The bad news keeps coming for star Mets pitcher Francisco Rodriguez — known to fans as K-Rod — as the fallout from his infamous alleged assault of his father-in-law at Citi Field last week continues.
The record-setting closer learned he had pitched his last game of the season on Saturday after doctors discovered Sunday he sustained a torn thumb ligament during the incident. He will be benched until 2011, the team announced before Monday’s game against the Astros in Houston.
“An MRI revealed the tear and Mets medical staff has recommended surgery to repair it,” the Mets said in a statement. “The date of the surgery is yet to be determined.”
Rodriguez apologized Saturday to his teammates, his fans and team leaders, but failed to mention his family in a minute-long statement at Citi Field on charges that he assaulted his father-in law last week.
Hours earlier, Rodriguez had a van full of his belongings picked up from his Long Island home, the New York Post reported. A Queens judge barred him from returning there after he was charged with assault.
“I’m extremely sorry. I want to apologize to [Mets owners] Fred Wilpon, Jeff Wilpon and [team president] Mr. [Saul] Katz for the incident that happened Wednesday night,” he said before Saturday’s 4-0 loss to the Philadelphia Phillies. “I want to apologize also to the Mets fans, to my teammates. I want to apologize, of course, to the front office for the embarrassing moment that I caused. I’m looking forward to being a better person. Right now the plan is I’m going to be going to [an] anger management program. And I cannot speak no farther about the legal stuff that we’re going through right now.”
A Queens judge ruled that Rodriguez may not see or contact his children, his common-law wife or her father, whom he is charged with assaulting Aug. 11 in a hallway outside the family room at Citi Field after a Mets loss.
Rodriguez — whose nickname reflects his skill in recording strike-outs, or “K’s” — was arraigned on charges of third-degree assault and second-degree harassment Aug. 12 in a courtroom at Queens Criminal Court packed to the gills with reporters, who chased him out to a black SUV waiting to whisk him away after he was released on his own recognizance.

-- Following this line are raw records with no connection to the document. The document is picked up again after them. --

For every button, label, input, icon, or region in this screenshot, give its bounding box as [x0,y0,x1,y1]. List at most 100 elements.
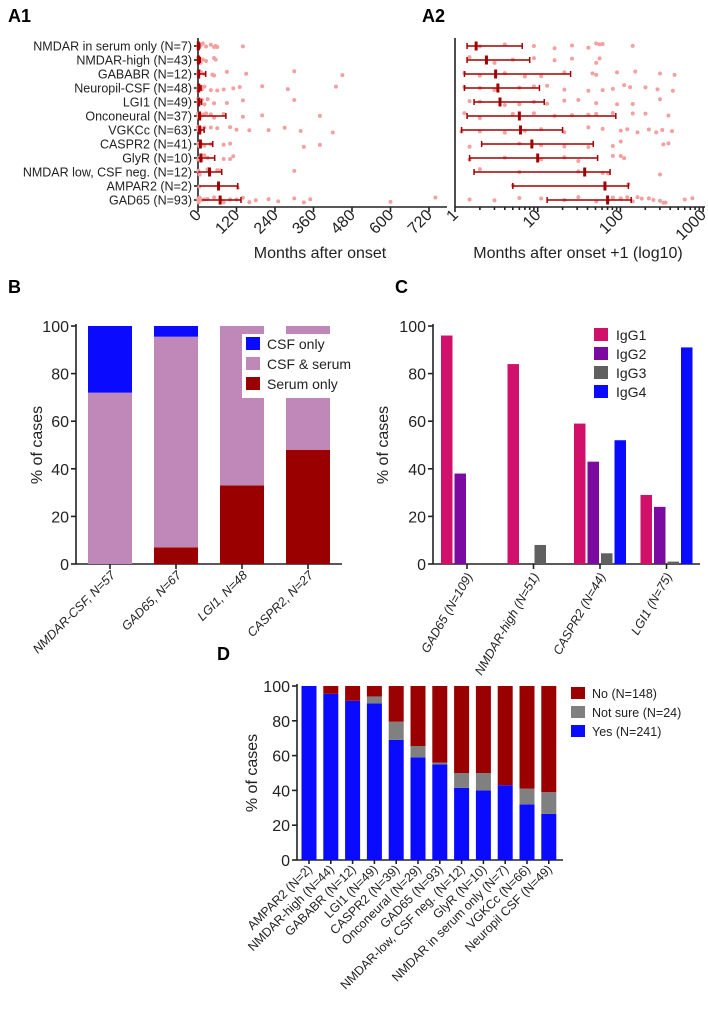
d-bar-segment [475,686,491,773]
a2-data-point [467,144,472,149]
a1-data-point [240,98,245,103]
a1-row-label: LGI1 (N=49) [123,96,192,110]
a1-data-point [237,84,242,89]
a2-data-point [586,144,591,149]
b-y-tick-label: 100 [42,319,69,336]
a1-data-point [260,113,265,118]
a2-data-point [597,56,602,61]
a2-data-point [562,87,567,92]
a2-data-point [657,198,662,203]
a2-data-point [661,142,666,147]
b-category-label: CASPR2, N=27 [245,567,317,639]
a2-data-point [615,102,620,107]
a2-data-point [545,83,550,88]
c-y-axis-label: % of cases [375,406,392,484]
d-bar-segment [410,757,426,860]
a1-data-point [228,157,233,162]
d-bar-segment [432,686,448,763]
a1-row-label: Onconeural (N=37) [85,110,192,124]
d-bar-segment [475,773,491,791]
a1-data-point [292,196,297,201]
b-y-tick-label: 0 [60,557,69,574]
a1-x-tick-label: 240 [251,207,282,238]
a2-data-point [492,198,497,203]
a2-data-point [630,101,635,106]
c-category-label: GAD65 (N=109) [418,571,475,656]
a1-data-point [308,197,313,202]
a2-data-point [594,101,599,106]
d-bar-segment [541,792,557,814]
a2-data-point [646,127,651,132]
a2-data-point [562,144,567,149]
a1-data-point [388,199,393,204]
a1-data-point [196,200,201,205]
a1-data-point [228,125,233,130]
a2-data-point [670,129,675,134]
c-bar [441,335,453,564]
a2-data-point [610,153,615,158]
b-legend-label: Serum only [267,376,338,392]
b-legend-label: CSF & serum [267,356,351,372]
b-y-tick-label: 60 [51,414,69,431]
a1-data-point [231,86,236,91]
a2-data-point [477,115,482,120]
a1-row-label: GAD65 (N=93) [109,194,192,208]
a1-x-tick-label: 360 [289,207,320,238]
c-bar [574,423,586,564]
a2-data-point [657,97,662,102]
a2-data-point [597,42,602,47]
c-bar [640,494,652,564]
a2-data-point [639,196,644,201]
a1-data-point [212,73,217,78]
a1-data-point [215,45,220,50]
b-bar-segment [286,449,330,564]
b-legend-swatch [246,377,260,390]
d-bar-segment [519,804,535,860]
a2-data-point [539,196,544,201]
a1-x-tick-label: 120 [212,207,243,238]
b-legend-box [242,334,356,398]
a1-data-point [212,195,217,200]
a2-data-point [586,88,591,93]
d-y-tick-label: 40 [272,783,290,800]
a2-data-point [510,111,515,116]
c-y-tick-label: 0 [417,557,426,574]
a2-data-point [635,130,640,135]
a2-data-point [610,86,615,91]
d-legend-swatch [571,725,585,737]
a2-data-point [570,56,575,61]
d-bar-segment [410,746,426,758]
a1-data-point [212,101,217,106]
a1-data-point [247,200,252,205]
a1-data-point [199,197,204,202]
b-legend-label: CSF only [267,336,325,352]
a2-data-point [625,195,630,200]
a2-data-point [657,172,662,177]
a1-data-point [253,198,258,203]
a2-x-tick-label: 100 [596,207,627,238]
d-bar-segment [454,773,470,788]
a1-row-label: AMPAR2 (N=2) [106,180,192,194]
a1-x-tick-label: 480 [328,207,359,238]
a2-data-point [666,141,671,146]
a2-data-point [666,113,671,118]
d-bar-segment [345,686,361,701]
d-bar-segment [454,686,470,773]
a1-data-point [330,130,335,135]
a1-row-label: NMDAR-high (N=43) [76,54,192,68]
a1-data-point [231,154,236,159]
a1-data-point [244,71,249,76]
a1-row-label: GlyR (N=10) [122,152,192,166]
b-y-tick-label: 80 [51,367,69,384]
a1-data-point [292,98,297,103]
d-bar-segment [432,764,448,860]
a2-data-point [633,69,638,74]
a1-data-point [317,113,322,118]
a1-data-point [205,97,210,102]
a1-data-point [234,127,239,132]
a2-data-point [594,111,599,116]
a2-data-point [522,74,527,79]
d-bar-segment [519,788,535,805]
panel-label-c: C [395,277,408,297]
b-y-axis-label: % of cases [29,406,46,484]
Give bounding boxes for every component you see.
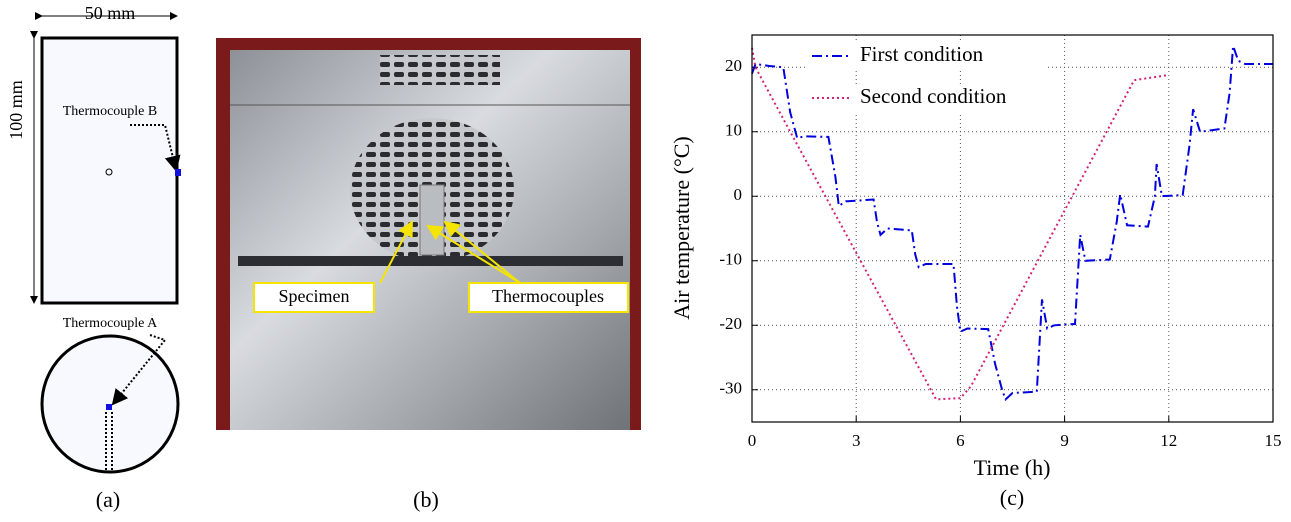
width-label: 50 mm — [85, 3, 136, 23]
y-tick-label: -10 — [719, 250, 742, 269]
wire — [105, 410, 113, 470]
photo-label: Specimen — [279, 286, 350, 306]
center-mark — [105, 168, 113, 176]
legend-label: First condition — [860, 42, 984, 66]
pointer — [379, 220, 413, 284]
thermocouple-a-label: Thermocouple A — [63, 316, 158, 331]
x-tick-label: 0 — [748, 431, 757, 450]
caption: (b) — [413, 487, 439, 512]
height-label: 100 mm — [6, 80, 26, 140]
x-axis-label: Time (h) — [974, 455, 1051, 480]
x-tick-label: 6 — [956, 431, 965, 450]
thermocouple-b-label: Thermocouple B — [63, 104, 157, 119]
photo-label: Thermocouples — [492, 286, 604, 306]
y-tick-label: -30 — [719, 379, 742, 398]
shelf — [238, 256, 623, 266]
x-tick-label: 15 — [1265, 431, 1282, 450]
y-tick-label: 20 — [725, 56, 742, 75]
x-tick-label: 9 — [1060, 431, 1069, 450]
x-tick-label: 12 — [1160, 431, 1177, 450]
thermocouple-a — [106, 404, 112, 410]
pointer — [443, 220, 521, 284]
grille — [380, 55, 500, 85]
y-tick-label: 10 — [725, 121, 742, 140]
series-line — [751, 45, 1273, 402]
label-box — [253, 282, 375, 313]
y-tick-label: 0 — [734, 185, 743, 204]
y-axis-label: Air temperature (°C) — [669, 136, 694, 320]
specimen-side — [40, 36, 179, 305]
thermocouple-b — [175, 169, 181, 176]
label-box — [468, 282, 629, 313]
plot-frame — [751, 34, 1274, 423]
y-tick-label: -20 — [719, 314, 742, 333]
x-tick-label: 3 — [852, 431, 861, 450]
panel-b: Specimen Thermocouples (b) — [216, 38, 641, 512]
chart: (c) Time (h) Air temperature (°C) -30 -20… — [669, 34, 1282, 510]
caption: (c) — [1000, 485, 1024, 510]
caption: (a) — [96, 487, 120, 512]
panel-a: 50 mm 100 mm Thermocouple B Thermocouple… — [6, 3, 181, 512]
pointer — [130, 124, 181, 172]
specimen-photo — [419, 184, 445, 256]
pointer — [111, 334, 167, 406]
legend-label: Second condition — [860, 84, 1007, 108]
pointer — [426, 224, 521, 284]
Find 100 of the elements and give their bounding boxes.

Judge Mary O’Donaghue issued orders of protection barring him from seeing the alleged victim, Carlos Peña, and his common-law wife, Carlos Peña’s daughter Daian Peña. He was suspended for two games by the Mets organization and visitation rights for his year-old twins will be hashed out in family court.
Rodriguez is accused of beating Carlos Peña, 53, after the Mets lost a game to the Colorado Rockies inside the new Queens stadium. Carlos Peña was taken in a stretcher to Flushing Hospital with a frontal lobe hematoma, contusions and abrasions, according to Assistant District Attorney Kristen Kane.
“Once Mr. Peña came out into the hallway, the defendant started punching him about the head, jumped on him and started pummeling him,” she said in court. “It wasn’t until security guards heard the screaming that they were able to pull him off.”
Carlos and Daian Peña both met with Queens District Attorney Richard Brown on Aug. 13, and Carlos Peña said he was defending his daughter from an expletive-filled tirade by Rodriguez after the Aug. 11 game when he was attacked by Rodriguez, the New York Post reported.
“You can’t talk to my daughter that way!” Carlos yelled, according to the Post.
Rodriguez, who is known for his hot temper on and off the field, has been in trouble before, according to Kane. She said an order of protection had been filed against him in Venezuela years ago, and another was filed in California a number of years later. Rodriguez used to play for the Los Angeles Angels.
“There seems to be a history of violence,” she said. “They are very fearful of him returning home.”
Rodriguez’s lawyer, Christopher Booth, mentioned more than once that both Peñas live in his home and that Carlos Peña drives his cars without his permission.
“Mr, Rodriguez, like everybody else, has family issues, and the stress that comes with being a professional athlete,” Booth said in front of the courthouse following the hearing. “He is committed to putting this conflict behind him and helping the Mets end this season hopefully on a positive note.”
Rodriguez was scheduled to return to court Sept. 14.